In the Republic of Ireland, there is one only rule about abortion: a woman can undergo it only if her life is at risk because of her pregnancy. This stringent rule is enforced by the government under the Eighth Amendment. Introduced to the republic's constitution in 1983 after a referendum, the amendment inspired the 1992 campaign "Repeal The Eight Amendment," which led to Abortion Rights Campaign in 2012. Both campaigns demanded for the same right: safe and accessible abortion services for Irish women. Now, according to government sources, Ireland will hold a referendum on abortion in May or June of 2018, which could significantly impact Irish women's bodily autonomy.
Premier Leo Varadkar's government intends on allowing the polarizing subject to go public so that Irish people may decide if abortion should be allowed to gain legal status "in almost all cases." And past records hint there is some reason for hope. Ireland has shown the capability to move in the progressive direction in instances such the 2015 referendum which led to the legalization of same-sex marriages. For what it's worth, the decision elevated Ireland to the status of the first country in the world to legalize same-sex marriages through a referendum. That's no mean feat.
Currently, however, Ireland's law on abortion culminates in some harrowing situations for women. Here are some facts worth considering:
- A woman in Ireland can face up to 14 years in prison if convicted of an illegal abortion.
- Women can have abortions but only abroad. Many seek England as their primary destination for terminating a pregnancy in often fragile and dangerous conditions.
- Investigative reports about Ireland's Health Products Regulatory Authority (HPRA) indicate that regulators reportedly confiscated abortion pills entering the country. A Broadly report said that almost 3,467 pills had been seized between 2011 and 2015.
- In one particularly disturbing case from 2016, a pregnant minor reportedly seeking abortion was sent to a psychiatric clinic instead.
- Since 2010, nearly 25,000 pregnant women in Ireland have had to travel to terminate their pregnancies.
- Abortion alone can cost an Irish woman between $600 to $2,000. This does not include expenditure brought on by travel and accommodation.
- Adding to the psychological trauma of inaccessible abortion and exorbitant fees, there is also no guarantee whether a woman will be able to travel in peace as anti-abortion campaigners frequently harass women traveling to terminate their pregnancy.
- Raids are frequently carried out at pro-choice activists' homes as well as the homes of women seeking abortions, according to reports. In April, 2016, a desperate woman was arrested for an illegal abortion after her housemates reported to have found fetal remains in the shared kitchen trash can.
In other words, a woman who wishes to assert autonomy over her own body and choices will face an intimidating amount of resistance from legal bodies and medical institutions in the Republic of Ireland.
The international community has issued strong words for Ireland's record on abortion access. In June, a committee from the United Nations termed Ireland's current law as inconsistent with human rights. The report arrived as an evaluation of the shocking 2010 case of Siobhan Whelan who was denied abortion services in spite of being diagnosed with fatal fetal syndrome.
"The human rights committee has found that what happened to me was a human rights violation.
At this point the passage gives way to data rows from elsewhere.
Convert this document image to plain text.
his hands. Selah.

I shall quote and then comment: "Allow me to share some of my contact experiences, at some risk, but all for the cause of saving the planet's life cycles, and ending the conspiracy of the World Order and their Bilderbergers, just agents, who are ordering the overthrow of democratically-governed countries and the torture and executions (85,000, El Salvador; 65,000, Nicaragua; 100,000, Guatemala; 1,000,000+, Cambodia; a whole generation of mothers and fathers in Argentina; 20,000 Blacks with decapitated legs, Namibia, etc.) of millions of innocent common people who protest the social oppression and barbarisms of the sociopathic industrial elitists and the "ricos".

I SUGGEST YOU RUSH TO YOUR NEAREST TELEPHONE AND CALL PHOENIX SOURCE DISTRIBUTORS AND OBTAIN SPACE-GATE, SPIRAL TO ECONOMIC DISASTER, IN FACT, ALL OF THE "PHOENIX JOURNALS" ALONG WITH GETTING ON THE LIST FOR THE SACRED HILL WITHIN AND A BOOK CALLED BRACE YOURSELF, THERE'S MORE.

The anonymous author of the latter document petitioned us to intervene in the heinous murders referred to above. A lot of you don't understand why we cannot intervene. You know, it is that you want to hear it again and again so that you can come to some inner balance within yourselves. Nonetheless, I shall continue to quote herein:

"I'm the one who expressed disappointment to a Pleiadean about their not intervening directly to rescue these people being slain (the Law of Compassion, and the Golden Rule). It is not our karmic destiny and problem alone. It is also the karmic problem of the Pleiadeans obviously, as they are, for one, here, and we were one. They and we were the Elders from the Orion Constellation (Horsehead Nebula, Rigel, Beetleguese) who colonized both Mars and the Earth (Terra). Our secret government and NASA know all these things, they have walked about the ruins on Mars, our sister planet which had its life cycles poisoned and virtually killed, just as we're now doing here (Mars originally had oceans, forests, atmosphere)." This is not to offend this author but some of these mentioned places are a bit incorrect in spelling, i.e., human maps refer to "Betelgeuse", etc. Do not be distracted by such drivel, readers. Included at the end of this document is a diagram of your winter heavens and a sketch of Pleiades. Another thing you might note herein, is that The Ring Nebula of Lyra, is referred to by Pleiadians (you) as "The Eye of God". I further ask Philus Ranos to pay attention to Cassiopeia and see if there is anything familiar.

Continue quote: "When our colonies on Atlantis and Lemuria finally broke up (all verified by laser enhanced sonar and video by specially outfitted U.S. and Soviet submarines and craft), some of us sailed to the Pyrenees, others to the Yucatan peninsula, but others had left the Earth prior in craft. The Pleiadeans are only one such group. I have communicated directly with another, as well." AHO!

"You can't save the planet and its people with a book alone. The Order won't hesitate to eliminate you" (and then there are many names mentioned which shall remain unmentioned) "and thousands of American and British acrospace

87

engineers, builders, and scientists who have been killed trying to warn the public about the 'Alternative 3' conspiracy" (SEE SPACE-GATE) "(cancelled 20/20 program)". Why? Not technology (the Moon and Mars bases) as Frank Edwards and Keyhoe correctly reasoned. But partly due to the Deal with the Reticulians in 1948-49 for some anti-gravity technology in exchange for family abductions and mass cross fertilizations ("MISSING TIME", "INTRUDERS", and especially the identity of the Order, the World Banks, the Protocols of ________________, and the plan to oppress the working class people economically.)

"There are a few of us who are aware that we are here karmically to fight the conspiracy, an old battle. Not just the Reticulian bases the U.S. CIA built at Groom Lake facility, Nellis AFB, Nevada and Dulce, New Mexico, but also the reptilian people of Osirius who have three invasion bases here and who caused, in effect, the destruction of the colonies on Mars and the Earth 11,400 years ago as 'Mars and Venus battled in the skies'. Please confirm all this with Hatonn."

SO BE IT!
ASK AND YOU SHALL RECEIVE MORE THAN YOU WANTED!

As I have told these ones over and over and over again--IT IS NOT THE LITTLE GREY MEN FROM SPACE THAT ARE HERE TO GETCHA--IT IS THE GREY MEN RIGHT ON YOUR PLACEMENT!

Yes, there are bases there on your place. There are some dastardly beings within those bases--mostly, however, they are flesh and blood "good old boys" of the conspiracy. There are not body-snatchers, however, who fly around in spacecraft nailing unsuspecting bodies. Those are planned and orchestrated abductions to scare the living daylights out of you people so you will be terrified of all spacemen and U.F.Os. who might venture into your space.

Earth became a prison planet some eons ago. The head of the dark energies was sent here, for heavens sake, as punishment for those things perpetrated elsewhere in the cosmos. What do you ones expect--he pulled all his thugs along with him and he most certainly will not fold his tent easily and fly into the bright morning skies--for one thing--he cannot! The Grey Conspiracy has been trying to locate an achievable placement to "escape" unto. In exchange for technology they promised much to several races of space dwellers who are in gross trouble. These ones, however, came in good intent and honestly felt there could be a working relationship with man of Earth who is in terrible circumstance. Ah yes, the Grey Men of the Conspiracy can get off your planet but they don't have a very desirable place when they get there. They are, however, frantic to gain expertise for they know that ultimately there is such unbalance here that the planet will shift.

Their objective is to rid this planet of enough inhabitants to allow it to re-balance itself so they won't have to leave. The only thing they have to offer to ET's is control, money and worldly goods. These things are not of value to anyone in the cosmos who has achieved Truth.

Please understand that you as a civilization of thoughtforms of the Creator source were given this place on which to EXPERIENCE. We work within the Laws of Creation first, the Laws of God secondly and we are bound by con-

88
It has recognised that Ireland’s abortion laws can cause women intense suffering, violating our most basic human rights," Whelan said.
If the referendum is in favor of changing the Eighth Amendment, thousands of women who have been forced to travel for abortion, denied abortion medicine, sent to psychiatric evaluations instead of hospitals, arrested for seeking desperate measures to terminate their pregnancies, and robbed of their right over their bodies, will have the chance to decide what they wish to do with their bodies and lives. If it passes, abortion will no longer be a criminal offense in the Republic of Ireland.